The on section defines what triggers the workflow. In this case, it's on push to main. I also added the workflow_dispatch option, which allows me to manually trigger the workflow from the Actions page.

The permissions block allows the action to read and write the GitHub OIDC secret, granting access to AWS.

Under deploy, we finally get to interactions with files and AWS. checkout gets the current repo files and configure-aws-credentials invokes the GitHub OIDC connection.

There are a ton of options to configure, but for my simple use case, I just needed aws-region, which matches my S3 bucket region and role-to-assume, which tells the action to use OIDC using the role I created. I passed the role as a variable using GitHub's variable syntax here: ${{ vars.AWS_ROLE }}. vars allows access to repo variables - you could also use an environment variable within the workflow using env. or hardcode the value.

Finally, I've got the actual AWS CLI command.

aws s3 sync ./public s3://${{ vars.S3_BUCKET }} --delete

I'm using the sync folder mode to upload changed files in the ./public folder of my repo. This way, I'm not accidentally publishing my readme or GitHub workflows to S3. Again, I'm using a variable to set the destination S3 bucket. The --delete parameter tells sync to remove any files in S3 if they are not present in the repo.

Testing and next steps

After saving and commiting the workflow file, GitHub invoked the workflow and promptly failed. Since I hadn't yet created the ./public directory or added any files to it, the workflow stopped and sent a nice warning email.

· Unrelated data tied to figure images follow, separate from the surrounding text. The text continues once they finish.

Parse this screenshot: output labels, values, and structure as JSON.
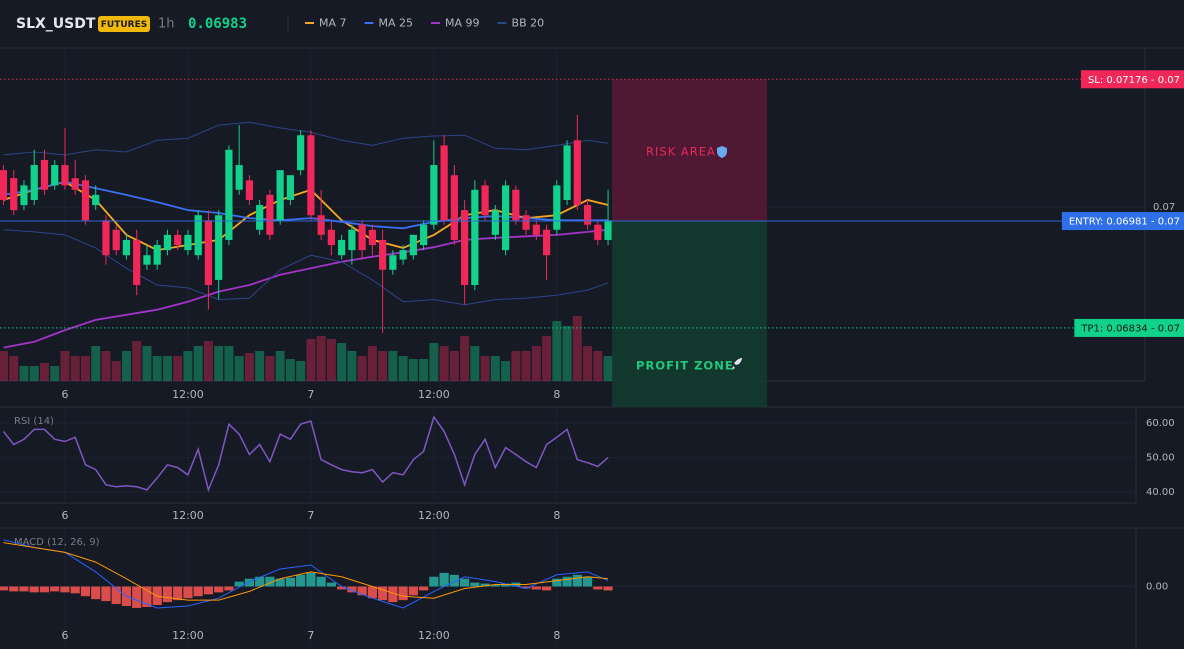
{
  "header": {
    "symbol": "SLX_USDT",
    "badge": "FUTURES",
    "interval": "1h",
    "price": 0.06983
  },
  "chart_data": [
    {
      "type": "candlestick",
      "x": [
        0,
        1,
        2,
        3,
        4,
        5,
        6,
        7,
        8,
        9,
        10,
        11,
        12,
        13,
        14,
        15,
        16,
        17,
        18,
        19,
        20,
        21,
        22,
        23,
        24,
        25,
        26,
        27,
        28,
        29,
        30,
        31,
        32,
        33,
        34,
        35,
        36,
        37,
        38,
        39,
        40,
        41,
        42,
        43,
        44,
        45,
        46,
        47,
        48,
        49,
        50,
        51,
        52,
        53,
        54,
        55,
        56,
        57,
        58,
        59
      ],
      "ohlc": [
        [
          0.07051,
          0.07058,
          0.07003,
          0.0701
        ],
        [
          0.0704,
          0.07051,
          0.06989,
          0.06996
        ],
        [
          0.07003,
          0.07037,
          0.06996,
          0.0703
        ],
        [
          0.0701,
          0.07079,
          0.07003,
          0.07058
        ],
        [
          0.07065,
          0.07079,
          0.07017,
          0.07024
        ],
        [
          0.0703,
          0.07065,
          0.07024,
          0.07058
        ],
        [
          0.07058,
          0.07109,
          0.07024,
          0.0703
        ],
        [
          0.0704,
          0.07065,
          0.07017,
          0.07024
        ],
        [
          0.07037,
          0.07044,
          0.06976,
          0.06982
        ],
        [
          0.07003,
          0.0703,
          0.06996,
          0.07017
        ],
        [
          0.06982,
          0.06989,
          0.06921,
          0.06934
        ],
        [
          0.06969,
          0.06976,
          0.06934,
          0.06941
        ],
        [
          0.06934,
          0.06962,
          0.06928,
          0.06955
        ],
        [
          0.06955,
          0.06969,
          0.06879,
          0.06893
        ],
        [
          0.06921,
          0.06948,
          0.06914,
          0.06934
        ],
        [
          0.06921,
          0.06955,
          0.06914,
          0.06948
        ],
        [
          0.06941,
          0.06969,
          0.06934,
          0.06962
        ],
        [
          0.06962,
          0.06969,
          0.06941,
          0.06948
        ],
        [
          0.06941,
          0.06969,
          0.06934,
          0.06962
        ],
        [
          0.06934,
          0.06996,
          0.06928,
          0.06989
        ],
        [
          0.06982,
          0.06996,
          0.06859,
          0.06893
        ],
        [
          0.069,
          0.06996,
          0.06873,
          0.06989
        ],
        [
          0.06955,
          0.07085,
          0.06948,
          0.07079
        ],
        [
          0.07024,
          0.07113,
          0.07017,
          0.07058
        ],
        [
          0.07037,
          0.07044,
          0.07003,
          0.0701
        ],
        [
          0.06969,
          0.0701,
          0.06962,
          0.07003
        ],
        [
          0.07017,
          0.07024,
          0.06955,
          0.06962
        ],
        [
          0.06982,
          0.07051,
          0.06976,
          0.07051
        ],
        [
          0.0701,
          0.07044,
          0.07003,
          0.07044
        ],
        [
          0.07051,
          0.07106,
          0.07044,
          0.07099
        ],
        [
          0.07099,
          0.07106,
          0.06982,
          0.06989
        ],
        [
          0.06989,
          0.07024,
          0.06955,
          0.06962
        ],
        [
          0.06969,
          0.06982,
          0.06934,
          0.06948
        ],
        [
          0.06934,
          0.06962,
          0.06928,
          0.06955
        ],
        [
          0.06941,
          0.06976,
          0.06921,
          0.06969
        ],
        [
          0.06976,
          0.06982,
          0.06928,
          0.06941
        ],
        [
          0.06969,
          0.06976,
          0.06934,
          0.06948
        ],
        [
          0.06955,
          0.06969,
          0.06827,
          0.06914
        ],
        [
          0.06914,
          0.06941,
          0.06907,
          0.06934
        ],
        [
          0.06928,
          0.06948,
          0.06921,
          0.06941
        ],
        [
          0.06934,
          0.06962,
          0.06928,
          0.06962
        ],
        [
          0.06948,
          0.06982,
          0.06941,
          0.06976
        ],
        [
          0.06976,
          0.07092,
          0.06969,
          0.07058
        ],
        [
          0.07085,
          0.07099,
          0.06976,
          0.06982
        ],
        [
          0.07044,
          0.07058,
          0.06948,
          0.06955
        ],
        [
          0.06996,
          0.0701,
          0.06866,
          0.06893
        ],
        [
          0.06893,
          0.07037,
          0.06886,
          0.07024
        ],
        [
          0.0703,
          0.07037,
          0.06982,
          0.06989
        ],
        [
          0.06962,
          0.07003,
          0.06955,
          0.06996
        ],
        [
          0.06941,
          0.07037,
          0.06934,
          0.0703
        ],
        [
          0.07024,
          0.0703,
          0.06976,
          0.06982
        ],
        [
          0.06989,
          0.06996,
          0.06962,
          0.06969
        ],
        [
          0.06976,
          0.06982,
          0.06955,
          0.06962
        ],
        [
          0.06969,
          0.06976,
          0.069,
          0.06934
        ],
        [
          0.06969,
          0.07037,
          0.06962,
          0.0703
        ],
        [
          0.0701,
          0.07092,
          0.07003,
          0.07085
        ],
        [
          0.07092,
          0.07127,
          0.06996,
          0.07003
        ],
        [
          0.07003,
          0.0701,
          0.06969,
          0.06976
        ],
        [
          0.06976,
          0.06982,
          0.06948,
          0.06955
        ],
        [
          0.06955,
          0.07024,
          0.06948,
          0.06982
        ]
      ],
      "up_color": "#12d18a",
      "down_color": "#f0285a",
      "volume": [
        30,
        25,
        15,
        15,
        18,
        15,
        30,
        25,
        25,
        35,
        30,
        20,
        30,
        40,
        35,
        25,
        25,
        25,
        30,
        35,
        40,
        35,
        35,
        25,
        28,
        30,
        25,
        30,
        22,
        20,
        42,
        45,
        42,
        38,
        30,
        25,
        35,
        30,
        30,
        25,
        22,
        22,
        38,
        35,
        30,
        45,
        35,
        25,
        25,
        20,
        30,
        30,
        35,
        45,
        60,
        55,
        65,
        35,
        30,
        25
      ],
      "vlim": [
        0,
        100
      ],
      "series": [
        {
          "name": "MA 7",
          "color": "#f5a623",
          "x": [
            0,
            3,
            6,
            9,
            12,
            15,
            18,
            21,
            24,
            27,
            30,
            33,
            36,
            39,
            42,
            45,
            48,
            51,
            54,
            57,
            59
          ],
          "values": [
            0.0701,
            0.07024,
            0.07035,
            0.0701,
            0.06962,
            0.06941,
            0.06948,
            0.06955,
            0.06989,
            0.0701,
            0.07024,
            0.06982,
            0.06955,
            0.06944,
            0.06962,
            0.06989,
            0.06996,
            0.06985,
            0.06989,
            0.0701,
            0.07003
          ]
        },
        {
          "name": "MA 25",
          "color": "#3b6ff0",
          "x": [
            0,
            3,
            6,
            9,
            12,
            15,
            18,
            21,
            24,
            27,
            30,
            33,
            36,
            39,
            42,
            45,
            48,
            51,
            54,
            57,
            59
          ],
          "values": [
            0.07017,
            0.07024,
            0.07035,
            0.07026,
            0.07017,
            0.07007,
            0.06996,
            0.06992,
            0.06985,
            0.06982,
            0.06985,
            0.0698,
            0.06974,
            0.06971,
            0.0698,
            0.06985,
            0.06988,
            0.06985,
            0.06982,
            0.06982,
            0.06982
          ]
        },
        {
          "name": "MA 99",
          "color": "#a234c7",
          "x": [
            0,
            3,
            6,
            9,
            12,
            15,
            18,
            21,
            24,
            27,
            30,
            33,
            36,
            39,
            42,
            45,
            48,
            51,
            54,
            57,
            59
          ],
          "values": [
            0.06807,
            0.06815,
            0.06831,
            0.06845,
            0.06852,
            0.06859,
            0.0687,
            0.06884,
            0.06893,
            0.06907,
            0.06916,
            0.06925,
            0.06932,
            0.06938,
            0.06945,
            0.06955,
            0.06958,
            0.0696,
            0.06962,
            0.06966,
            0.06969
          ]
        },
        {
          "name": "BB 20",
          "color": "#2c4584",
          "x": [
            0,
            3,
            6,
            9,
            12,
            15,
            18,
            21,
            24,
            27,
            30,
            33,
            36,
            39,
            42,
            45,
            48,
            51,
            54,
            57,
            59
          ],
          "values": [
            0.07072,
            0.07076,
            0.07072,
            0.07079,
            0.07076,
            0.07092,
            0.07095,
            0.07113,
            0.07117,
            0.07109,
            0.07103,
            0.07092,
            0.07085,
            0.07095,
            0.07098,
            0.07099,
            0.07081,
            0.07079,
            0.07085,
            0.07092,
            0.07088
          ],
          "lower": [
            0.06969,
            0.06966,
            0.06962,
            0.06944,
            0.06916,
            0.06893,
            0.06889,
            0.06873,
            0.06875,
            0.06914,
            0.06934,
            0.06925,
            0.069,
            0.0687,
            0.06873,
            0.06866,
            0.06873,
            0.06875,
            0.06879,
            0.06886,
            0.06896
          ]
        }
      ],
      "xlim": [
        -0.34,
        111.4
      ],
      "xticks": [
        6,
        {
          "value": 18,
          "label": "12:00"
        },
        {
          "value": 30,
          "label": "7"
        },
        {
          "value": 42,
          "label": "12:00"
        },
        {
          "value": 54,
          "label": "8"
        }
      ],
      "ylim": [
        0.06761,
        0.07219
      ],
      "yticks": [
        0.07
      ],
      "levels": [
        {
          "label": "SL: 0.07176 - 0.07",
          "value": 0.07176,
          "color": "#f0285a",
          "text_color": "#ffffff",
          "style": "dotted"
        },
        {
          "label": "ENTRY: 0.06981 - 0.07",
          "value": 0.06981,
          "color": "#2f6fe8",
          "text_color": "#ffffff",
          "style": "solid"
        },
        {
          "label": "TP1: 0.06834 - 0.07",
          "value": 0.06834,
          "color": "#12d18a",
          "text_color": "#0b1a12",
          "style": "dotted"
        }
      ],
      "zones": [
        {
          "label": "RISK AREA",
          "color": "#e8275a",
          "fill": "#5a1a36"
        },
        {
          "label": "PROFIT ZONE",
          "color": "#22c97c",
          "fill": "#123d2f"
        }
      ]
    },
    {
      "type": "line",
      "title": "RSI (14)",
      "color": "#7e57c2",
      "values": [
        57.6,
        53.8,
        55.3,
        58.2,
        58.2,
        55.3,
        54.7,
        55.9,
        47.9,
        46.5,
        42.1,
        41.5,
        41.8,
        41.5,
        40.6,
        44.1,
        47.9,
        47.1,
        45.0,
        52.4,
        40.6,
        47.9,
        59.7,
        56.8,
        50.9,
        53.8,
        48.8,
        56.8,
        55.3,
        59.7,
        60.6,
        49.4,
        47.9,
        46.5,
        45.9,
        45.6,
        46.5,
        42.9,
        45.6,
        45.0,
        49.4,
        51.8,
        61.8,
        57.6,
        50.9,
        42.1,
        50.9,
        55.3,
        47.1,
        52.9,
        50.9,
        48.8,
        47.1,
        53.8,
        55.9,
        58.2,
        49.4,
        48.5,
        47.4,
        50.0
      ],
      "ylim": [
        36.8,
        64.7
      ],
      "yticks": [
        {
          "value": 60,
          "label": "60.00"
        },
        {
          "value": 50,
          "label": "50.00"
        },
        {
          "value": 40,
          "label": "40.00"
        }
      ]
    },
    {
      "type": "macd",
      "title": "MACD (12, 26, 9)",
      "up_color": "#26a69a",
      "down_color": "#ef5350",
      "histogram": [
        -8e-06,
        -1e-05,
        -1e-05,
        -1.2e-05,
        -1.2e-05,
        -1e-05,
        -1.2e-05,
        -1.4e-05,
        -2e-05,
        -2.6e-05,
        -3e-05,
        -3.6e-05,
        -4e-05,
        -4.4e-05,
        -4.2e-05,
        -3.8e-05,
        -3.2e-05,
        -2.8e-05,
        -2.4e-05,
        -2e-05,
        -1.6e-05,
        -1.2e-05,
        -8e-06,
        1e-05,
        1.6e-05,
        2e-05,
        2e-05,
        1.6e-05,
        1.8e-05,
        2.4e-05,
        2.8e-05,
        2e-05,
        8e-06,
        -6e-06,
        -1.2e-05,
        -1.8e-05,
        -2.4e-05,
        -2.8e-05,
        -3.2e-05,
        -2.8e-05,
        -1.8e-05,
        -8e-06,
        2e-05,
        2.8e-05,
        2.4e-05,
        1.6e-05,
        8e-06,
        6e-06,
        4e-06,
        6e-06,
        8e-06,
        -4e-06,
        -6e-06,
        -8e-06,
        1.6e-05,
        2e-05,
        2.4e-05,
        2e-05,
        -6e-06,
        -8e-06
      ],
      "series": [
        {
          "color": "#2962ff",
          "x": [
            0,
            3,
            6,
            9,
            12,
            15,
            18,
            21,
            24,
            27,
            30,
            33,
            36,
            39,
            42,
            45,
            48,
            51,
            54,
            57,
            59
          ],
          "values": [
            9.6e-05,
            8e-05,
            7e-05,
            3e-05,
            -2e-05,
            -4.4e-05,
            -4e-05,
            -2.4e-05,
            1e-05,
            3.6e-05,
            4.4e-05,
            0,
            -2.4e-05,
            -4.4e-05,
            -1e-05,
            2e-05,
            1e-05,
            -4e-06,
            2.4e-05,
            3e-05,
            1.2e-05
          ]
        },
        {
          "color": "#ff9800",
          "x": [
            0,
            3,
            6,
            9,
            12,
            15,
            18,
            21,
            24,
            27,
            30,
            33,
            36,
            39,
            42,
            45,
            48,
            51,
            54,
            57,
            59
          ],
          "values": [
            9e-05,
            8e-05,
            7e-05,
            5e-05,
            1.6e-05,
            -2e-05,
            -2.8e-05,
            -2.8e-05,
            -1e-05,
            1.6e-05,
            3e-05,
            2e-05,
            0,
            -2e-05,
            -2.4e-05,
            -4e-06,
            4e-06,
            4e-06,
            1.2e-05,
            2e-05,
            1.6e-05
          ]
        }
      ],
      "ylim": [
        -0.00012,
        0.00012
      ],
      "yticks": [
        {
          "value": 0,
          "label": "0.00"
        }
      ]
    }
  ]
}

I created a separate PR and commit to reorganize the files, allowing the AWS CLI to successfully sync them to the S3 bucket.

Now that I've got the workflow running, I've got a few more things planned.

  1. Improvements to the actual site (tracking, style refresh, fine-tuning)
  2. Automatic cache invalidation. Since CloudFront is caching the pages, updates take a long time to show up. I'm considering adding another AWS CLI action to invalidate the cache for any updated pages. Keep an eye out for a future post!